Para não se contaminar com os relatos de comerciantes patrícios, evitou manter
com eles qualquer tipo de contato e foi diretamente à fonte. O seu receio é que a visão etnocêntrica ou
mesmo preconceituosa dos estrangeiros poderia influenciá-lo em sua missão de
estudar a cultura desse povo.
Assim, autorizado pelo chefe tribal, montou acampamento no meio da aldeia
e a partir daí começou a árdua tarefa de aprender o idioma, os costumes, as
estruturas familiares e de relações sociais, o sistema econômico etc., usando
como forma de sedução o fumo que trazia em sua bagagem, muito apreciado pelos
nativos. Os nativos fanáticos pela nicotina proporcionada pelo tabaco plantado
no sul dos Estados Unidos, muito se esforçaram para que Malinowski aprendesse
os rudimentos do idioma para obter as informações de que necessitava.

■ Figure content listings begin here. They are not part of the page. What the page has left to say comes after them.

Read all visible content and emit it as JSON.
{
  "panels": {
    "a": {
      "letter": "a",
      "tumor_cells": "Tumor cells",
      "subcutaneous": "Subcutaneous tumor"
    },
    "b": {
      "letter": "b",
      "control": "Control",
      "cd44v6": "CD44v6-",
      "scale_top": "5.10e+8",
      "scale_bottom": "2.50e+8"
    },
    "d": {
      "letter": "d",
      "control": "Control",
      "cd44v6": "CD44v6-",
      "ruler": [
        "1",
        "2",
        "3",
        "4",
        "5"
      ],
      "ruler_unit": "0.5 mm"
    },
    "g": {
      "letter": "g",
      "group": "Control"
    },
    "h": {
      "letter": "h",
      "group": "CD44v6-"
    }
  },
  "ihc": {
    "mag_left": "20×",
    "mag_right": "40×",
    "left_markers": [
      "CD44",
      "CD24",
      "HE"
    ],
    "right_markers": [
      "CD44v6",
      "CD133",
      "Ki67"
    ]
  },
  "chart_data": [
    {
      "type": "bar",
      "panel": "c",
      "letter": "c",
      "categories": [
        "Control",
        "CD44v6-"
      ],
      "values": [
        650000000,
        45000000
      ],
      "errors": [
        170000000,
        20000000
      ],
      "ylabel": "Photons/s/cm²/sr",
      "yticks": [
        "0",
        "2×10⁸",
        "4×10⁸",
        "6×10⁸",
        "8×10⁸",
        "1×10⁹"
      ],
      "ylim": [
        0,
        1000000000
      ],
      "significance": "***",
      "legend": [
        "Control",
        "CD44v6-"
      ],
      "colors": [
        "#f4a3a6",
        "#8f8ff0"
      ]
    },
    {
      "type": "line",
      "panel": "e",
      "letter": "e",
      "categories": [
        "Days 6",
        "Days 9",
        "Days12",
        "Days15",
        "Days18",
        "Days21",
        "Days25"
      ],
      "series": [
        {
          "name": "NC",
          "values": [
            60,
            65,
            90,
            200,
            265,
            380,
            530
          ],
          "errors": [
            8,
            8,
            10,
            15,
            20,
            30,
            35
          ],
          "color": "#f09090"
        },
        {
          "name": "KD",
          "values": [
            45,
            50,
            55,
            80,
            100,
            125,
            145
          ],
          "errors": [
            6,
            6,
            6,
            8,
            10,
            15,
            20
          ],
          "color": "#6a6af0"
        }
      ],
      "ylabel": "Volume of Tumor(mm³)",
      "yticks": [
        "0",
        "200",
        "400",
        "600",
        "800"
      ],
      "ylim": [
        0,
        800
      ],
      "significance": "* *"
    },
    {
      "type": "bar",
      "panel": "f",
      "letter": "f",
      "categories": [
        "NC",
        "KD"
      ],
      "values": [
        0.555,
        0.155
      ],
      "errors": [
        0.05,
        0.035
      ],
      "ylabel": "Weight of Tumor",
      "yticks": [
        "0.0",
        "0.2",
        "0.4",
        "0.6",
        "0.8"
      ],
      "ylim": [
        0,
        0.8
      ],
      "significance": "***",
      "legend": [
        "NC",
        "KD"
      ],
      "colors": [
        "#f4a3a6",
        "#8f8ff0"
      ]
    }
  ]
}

E assim Malinovski mergulhou na tarefa de conhecer os papuas, pigmeus,
dobus, tobriandeses etc. Entre os Dobus,
ele observou que as mulheres são amistosas e agradáveis em todas as classes
sociais, não preservam a castidade e a liberdade sexual é bastante ampla. O
casamento é muito simples e quase sem cerimônia. Em resumo, a mulher vai morar
na casa do marido e ponto final.
A estrutura de parentesco era matrilinear, ou seja, é a mãe que definia a
relação de parentesco com os filhos e não os homens, o que de certa forma
ocorre com os judeus. Assim, se a mãe é
judia os filhos são judeus, no entanto se apenas o pai o é, não há uma
comprovação automática. No entanto, o poder político era e continua masculino.
A fidelidade no casamento era esperada, mas não era uma obrigação e a mulher
podia procurar outro marido sem maiores dificuldades. A família da mulher tinha
obrigações econômicas em relação ao casal. A herança era transmitida do homem
para os filhos das suas irmãs e não havia nenhuma obrigação em relação aos seus
filhos. Acreditavam que o papel do homem era secundário na procriação e os pais
eram vistos, pelos próprios filhos, mais como um amigo do que como genitor. Era
expressamente proibido a um homem gracejar ou falar livremente com uma irmã ou
na presença dela ou mesmo olhar para ela.
O chefe tinha o direito de exercer a poligamia e as famílias de suas
esposas pagavam a ele tributos em forma de alimentos com os quais ele honrava
seus compromissos ou dava festas, cerimonias ou reuniões tribais. Como o
principal produto cultivado na região são as batatas, um chefe poderoso tinha
muitas batatas e com elas podia dar suas festas, receber outras tribos e fazer
comemorações.
E acabei de reler o romance Quincas Borba do velho e bom Machado de Assis
e o associei à pesquisa de Malinowski nas ilhas do Pacífico Ocidental. Será que Machado ficou sabendo do costume dos
habitantes da região em cultivar batatas e que elas se constituíam na sua principal
riqueza? Quem sabe, mas Machado só publicou o romance em 1891. Entretanto, bem
que poderia ter tido acesso a informações sobre esse povo por meio de relatos
de viajantes. Infelizmente a cultura dos povos da região foi contaminada pelos
vencedores ocidentais que acabaram proibindo as suas formas tradicionais de
estrutura familiar e outros costumes. Assim, “ao vencedor as batatas”, como
diria o sábio criador do Humanitismo.